Breast cancer survivors are not receiving the recommended number of mammograms following surgery, according to a new study published by the Journal of the National Comprehensive Cancer Network. The National Comprehensive Cancer Network (NCCN) recommends breast cancer survivors undergo annual mammograms to keep a close eye on potential disease recurrence.
The authors tracked the screening patterns of more than 27,000 patients after breast cancer surgery. Patients who had a bilateral mastectomy were not followed, as mammograms are not necessary. One year following surgery, 13 percent of breast cancer survivors had not undergone any follow-up breast imaging. Only 50 percent of patients tracked for at least five years followed NCCN recommendations.
“The use of regular mammograms to detect a return of breast cancer before any symptoms appear is associated with better overall survival,” lead author Kathryn Ruddy, MD, MPH, director of cancer survivorship for the department of oncology at Mayo Clinic Cancer Center in Rochester, Minnesota, said in a prepared statement. “Therefore, clinicians need to make sure that their patients are fully aware of the role these annual mammograms play in screening for new breast cancers as well as for local recurrences. Creating and implementing survivorship care plans with clear follow-up instructions may help ensure that more survivors adhere to recommended screening schedules.”
“This lack of imaging follow-up represents a missed opportunity for identifying recurrent or new breast cancers among a high-risk patient subgroup,” Benjamin O. Anderson, MD, professor of surgery and global health medicine at the University of Washington and Fred Hutchinson Cancer Research Center, both in Seattle, and vice-chair for the NCCN Guidelines Panel for Breast Cancer, said in the same statement.
The study’s authors noted that the number of breast cancer survivors who receive follow-up imaging in the first year is actually higher than rates found in women who had not previously been diagnosed with cancer.
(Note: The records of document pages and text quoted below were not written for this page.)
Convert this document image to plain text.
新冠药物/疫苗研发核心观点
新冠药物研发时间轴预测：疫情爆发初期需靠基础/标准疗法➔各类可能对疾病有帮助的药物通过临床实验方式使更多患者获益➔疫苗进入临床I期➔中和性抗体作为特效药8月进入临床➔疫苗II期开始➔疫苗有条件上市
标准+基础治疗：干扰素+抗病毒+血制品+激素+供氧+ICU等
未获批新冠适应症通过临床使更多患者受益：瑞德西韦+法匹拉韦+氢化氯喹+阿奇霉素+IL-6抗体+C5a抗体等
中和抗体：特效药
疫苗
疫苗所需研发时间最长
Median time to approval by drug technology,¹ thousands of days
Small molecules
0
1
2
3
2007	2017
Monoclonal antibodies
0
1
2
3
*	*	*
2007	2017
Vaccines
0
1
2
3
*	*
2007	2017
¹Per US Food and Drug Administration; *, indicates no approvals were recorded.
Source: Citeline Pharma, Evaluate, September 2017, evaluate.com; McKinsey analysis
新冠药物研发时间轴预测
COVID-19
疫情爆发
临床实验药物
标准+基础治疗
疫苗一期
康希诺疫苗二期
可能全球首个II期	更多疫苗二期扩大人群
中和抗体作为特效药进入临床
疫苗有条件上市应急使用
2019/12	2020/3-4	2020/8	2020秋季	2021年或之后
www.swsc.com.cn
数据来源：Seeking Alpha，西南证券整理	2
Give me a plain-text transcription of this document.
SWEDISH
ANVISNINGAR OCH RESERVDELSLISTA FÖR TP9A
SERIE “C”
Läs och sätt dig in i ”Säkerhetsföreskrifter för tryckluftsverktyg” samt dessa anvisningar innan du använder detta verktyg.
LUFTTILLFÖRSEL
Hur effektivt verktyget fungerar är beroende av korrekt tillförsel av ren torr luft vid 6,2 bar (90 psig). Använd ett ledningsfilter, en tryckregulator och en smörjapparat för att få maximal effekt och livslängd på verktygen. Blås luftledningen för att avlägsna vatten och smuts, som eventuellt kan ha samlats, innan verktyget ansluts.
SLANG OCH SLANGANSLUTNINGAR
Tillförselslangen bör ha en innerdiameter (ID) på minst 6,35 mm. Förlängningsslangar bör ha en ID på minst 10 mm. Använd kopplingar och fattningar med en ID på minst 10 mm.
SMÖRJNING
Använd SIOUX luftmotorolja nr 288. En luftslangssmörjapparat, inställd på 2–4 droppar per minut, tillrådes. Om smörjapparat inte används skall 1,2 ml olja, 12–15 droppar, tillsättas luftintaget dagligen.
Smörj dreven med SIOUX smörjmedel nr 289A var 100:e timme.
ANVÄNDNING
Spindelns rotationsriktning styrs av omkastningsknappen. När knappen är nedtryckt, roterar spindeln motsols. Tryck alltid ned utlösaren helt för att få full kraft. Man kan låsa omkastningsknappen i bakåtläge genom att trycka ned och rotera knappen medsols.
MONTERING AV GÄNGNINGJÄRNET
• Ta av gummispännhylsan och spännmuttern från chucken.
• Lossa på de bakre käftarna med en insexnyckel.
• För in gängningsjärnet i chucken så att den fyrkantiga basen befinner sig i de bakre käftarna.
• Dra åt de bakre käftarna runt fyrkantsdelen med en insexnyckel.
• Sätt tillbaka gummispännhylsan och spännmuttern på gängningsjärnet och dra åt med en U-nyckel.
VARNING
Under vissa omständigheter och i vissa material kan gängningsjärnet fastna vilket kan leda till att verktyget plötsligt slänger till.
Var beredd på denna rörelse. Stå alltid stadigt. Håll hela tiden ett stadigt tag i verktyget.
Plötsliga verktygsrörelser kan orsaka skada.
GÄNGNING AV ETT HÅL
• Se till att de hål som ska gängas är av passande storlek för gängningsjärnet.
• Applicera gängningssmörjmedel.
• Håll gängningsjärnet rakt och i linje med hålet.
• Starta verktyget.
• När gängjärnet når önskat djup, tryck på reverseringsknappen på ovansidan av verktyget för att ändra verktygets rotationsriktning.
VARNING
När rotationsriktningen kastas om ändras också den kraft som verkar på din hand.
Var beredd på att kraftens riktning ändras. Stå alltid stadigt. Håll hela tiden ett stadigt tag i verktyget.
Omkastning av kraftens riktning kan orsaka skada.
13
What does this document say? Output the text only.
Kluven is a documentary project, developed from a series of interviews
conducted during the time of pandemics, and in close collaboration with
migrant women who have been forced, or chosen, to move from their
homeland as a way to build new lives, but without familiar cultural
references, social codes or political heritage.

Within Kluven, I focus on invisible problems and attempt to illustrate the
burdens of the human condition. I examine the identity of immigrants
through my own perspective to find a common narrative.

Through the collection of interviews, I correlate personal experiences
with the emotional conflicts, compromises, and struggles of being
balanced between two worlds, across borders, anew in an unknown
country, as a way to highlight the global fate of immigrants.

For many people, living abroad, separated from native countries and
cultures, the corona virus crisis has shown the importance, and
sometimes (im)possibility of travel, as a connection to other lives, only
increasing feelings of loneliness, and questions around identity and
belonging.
However, they added, those numbers drop considerably as time goes on.
“As women became long-term survivors, they were less likely to undergo mammography, even in the absence of any change in insurance status, and even in this relatively young cohort,” Ruddy and colleagues wrote. “This finding confirms and expands on previous studies showing a significant decline in mammography rates in the fourth or fifth year after treatment.”